We have long been told that healthy eating involves plenty of fresh fruit and veg, and not too many calories. Good advice, but along comes Ayurveda, and suddenly things aren’t so simple. This 5,000-year-old Indian system of medicine’s concepts include ‘energies’ and ‘rhythms of the universe’, so those of a scientific disposition might want to turn away now.
In Ayurveda, the human body is made up of five elements: ether, air, fire, water and earth. These are grouped into three doshas, or body types. They are vata, pitta and kapha – or, to be more prosaic: skinny, average-build and on-the-tubby-side. We’re born with varying proportions of all three doshas, but one or two will dominate, and the book will help you find yours.
According to Ayurveda, if your doshas become unbalanced, the digestive system won’t absorb nutrients. As this undigested food sits in the gut, so the story goes, it produces ‘toxins’, or ama. Ama then overflows into the rest of the body and clogs ‘channels’, causing weight gain and hormonal imbalances.
The first third of the book explains all this stuff, with dietary advice and menu plans.

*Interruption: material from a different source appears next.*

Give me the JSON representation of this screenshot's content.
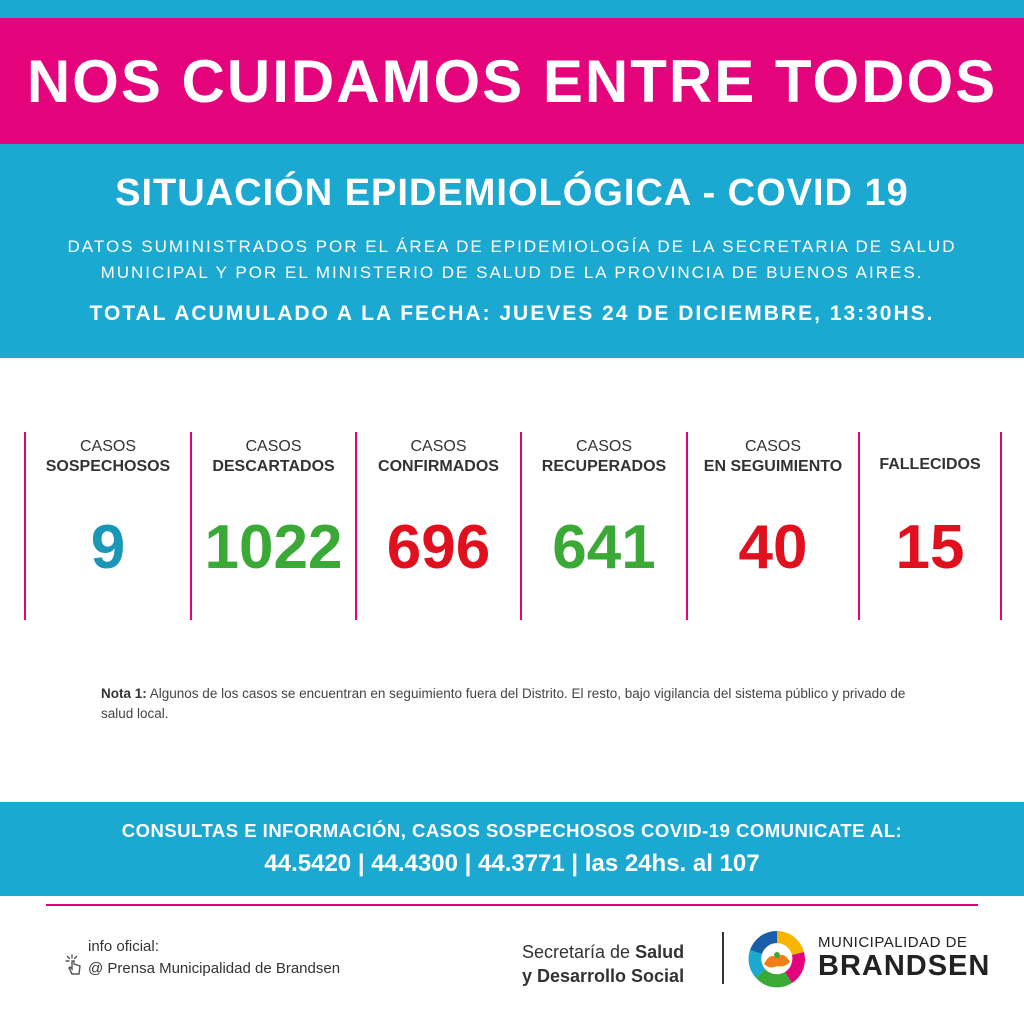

The rest of the book is taken up with recipes, and each can be adapted for your body type. All of the recipes sound extremely healthy, and in most cases, simple and tasty.
There are Western as well as Eastern recipes in the book, but the diet still feels rather limited. Pork, beef and lamb are banned, as is alcohol, bread, some vegetables and most saturated fats and oils.
So what about the results? Well, it’s hard to deny that Anjum is looking good on her new regime, so maybe Ayurveda does have something in it.